# Implementing a Switch



## asicdesign (Feb 20, 2009)

Hello.

I have a need to implement link-aggregation differently from
802.3ad. I want to distribute a flow ACROSS aggregate links,
as opposed to 802.ad requirements for a flow to be mapped to
a single link. I realize I need to add additional logic to ensure
out-of-sequence frames are corrected.

My dilemma is figuring out where to begin: Does FreeBSD implement
all the functions of a regular switch (ie, MAC address learning,
packet-forwarding, etc) so that I simply have to modify the
link-agg functionality to my needs? If not, is anyone aware of
any open switches, that I could start from?

thanks,
  faisal


----------



## asicdesign (Feb 23, 2009)

No replies...:-(  Let me re-phrase my question:

Does FreeBSD provide all the functions to implement a full
switch in software?
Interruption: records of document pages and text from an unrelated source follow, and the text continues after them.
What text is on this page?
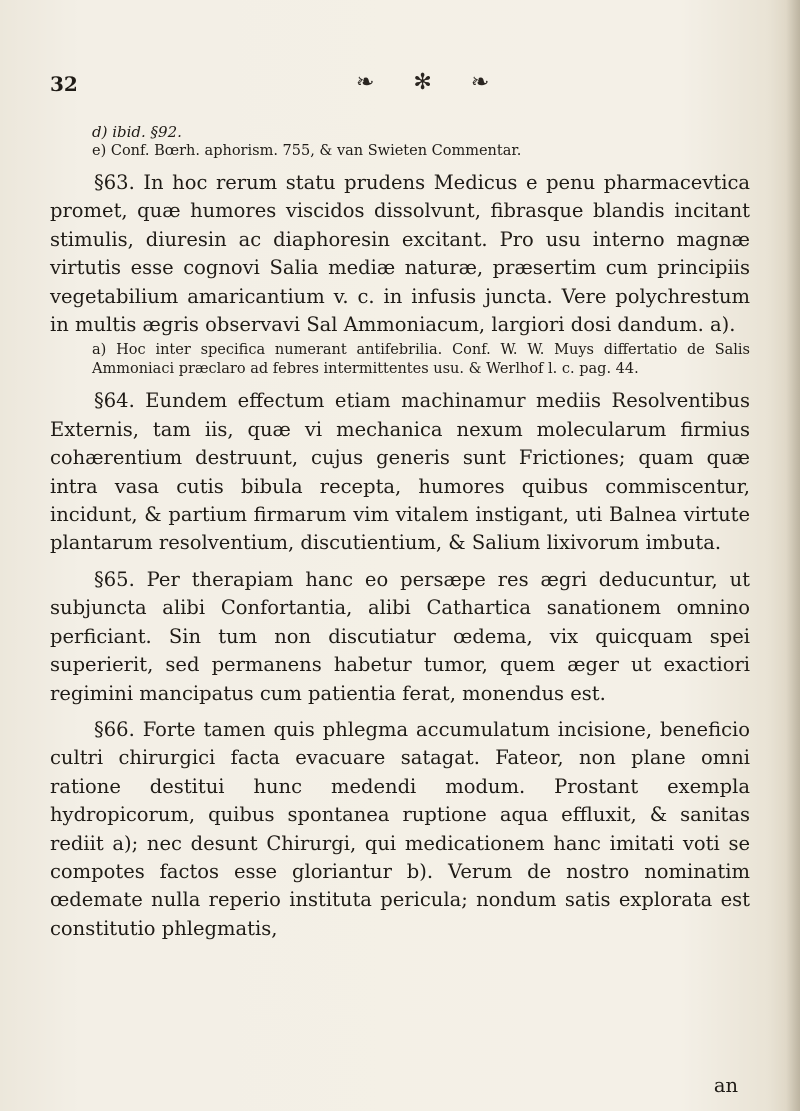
32	❧ ✻ ❧

d) ibid. §92.

e) Conf. Bœrh. aphorism. 755, & van Swieten Commentar.

§63. In hoc rerum statu prudens Medicus e penu pharmacevtica promet, quæ humores viscidos dissolvunt, fibrasque blandis incitant stimulis, diuresin ac diaphoresin excitant. Pro usu interno magnæ virtutis esse cognovi Salia mediæ naturæ, præsertim cum principiis vegetabilium amaricantium v. c. in infusis juncta. Vere polychrestum in multis ægris observavi Sal Ammoniacum, largiori dosi dandum. a).

a) Hoc inter specifica numerant antifebrilia. Conf. W. W. Muys differtatio de Salis Ammoniaci præclaro ad febres intermittentes usu. & Werlhof l. c. pag. 44.

§64. Eundem effectum etiam machinamur mediis Resolventibus Externis, tam iis, quæ vi mechanica nexum molecularum firmius cohærentium destruunt, cujus generis sunt Frictiones; quam quæ intra vasa cutis bibula recepta, humores quibus commiscentur, incidunt, & partium firmarum vim vitalem instigant, uti Balnea virtute plantarum resolventium, discutientium, & Salium lixivorum imbuta.

§65. Per therapiam hanc eo persæpe res ægri deducuntur, ut subjuncta alibi Confortantia, alibi Cathartica sanationem omnino perficiant. Sin tum non discutiatur œdema, vix quicquam spei superierit, sed permanens habetur tumor, quem æger ut exactiori regimini mancipatus cum patientia ferat, monendus est.

§66. Forte tamen quis phlegma accumulatum incisione, beneficio cultri chirurgici facta evacuare satagat. Fateor, non plane omni ratione destitui hunc medendi modum. Prostant exempla hydropicorum, quibus spontanea ruptione aqua effluxit, & sanitas rediit a); nec desunt Chirurgi, qui medicationem hanc imitati voti se compotes factos esse gloriantur b). Verum de nostro nominatim œdemate nulla reperio instituta pericula; nondum satis explorata est constitutio phlegmatis,

an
Or does it only provide the control layer?

Thanks for any help you can provide...

 -- faisal


----------



## hydra (Feb 23, 2009)

http://www.freebsd.org/doc/en_US.ISO8859-1/books/handbook/network-bridging.html
http://www.freebsd.org/doc/en_US.ISO8859-1/books/handbook/network-aggregation.html
http://www.freebsd.org/cgi/man.cgi?query=lagg&sektion=4


----------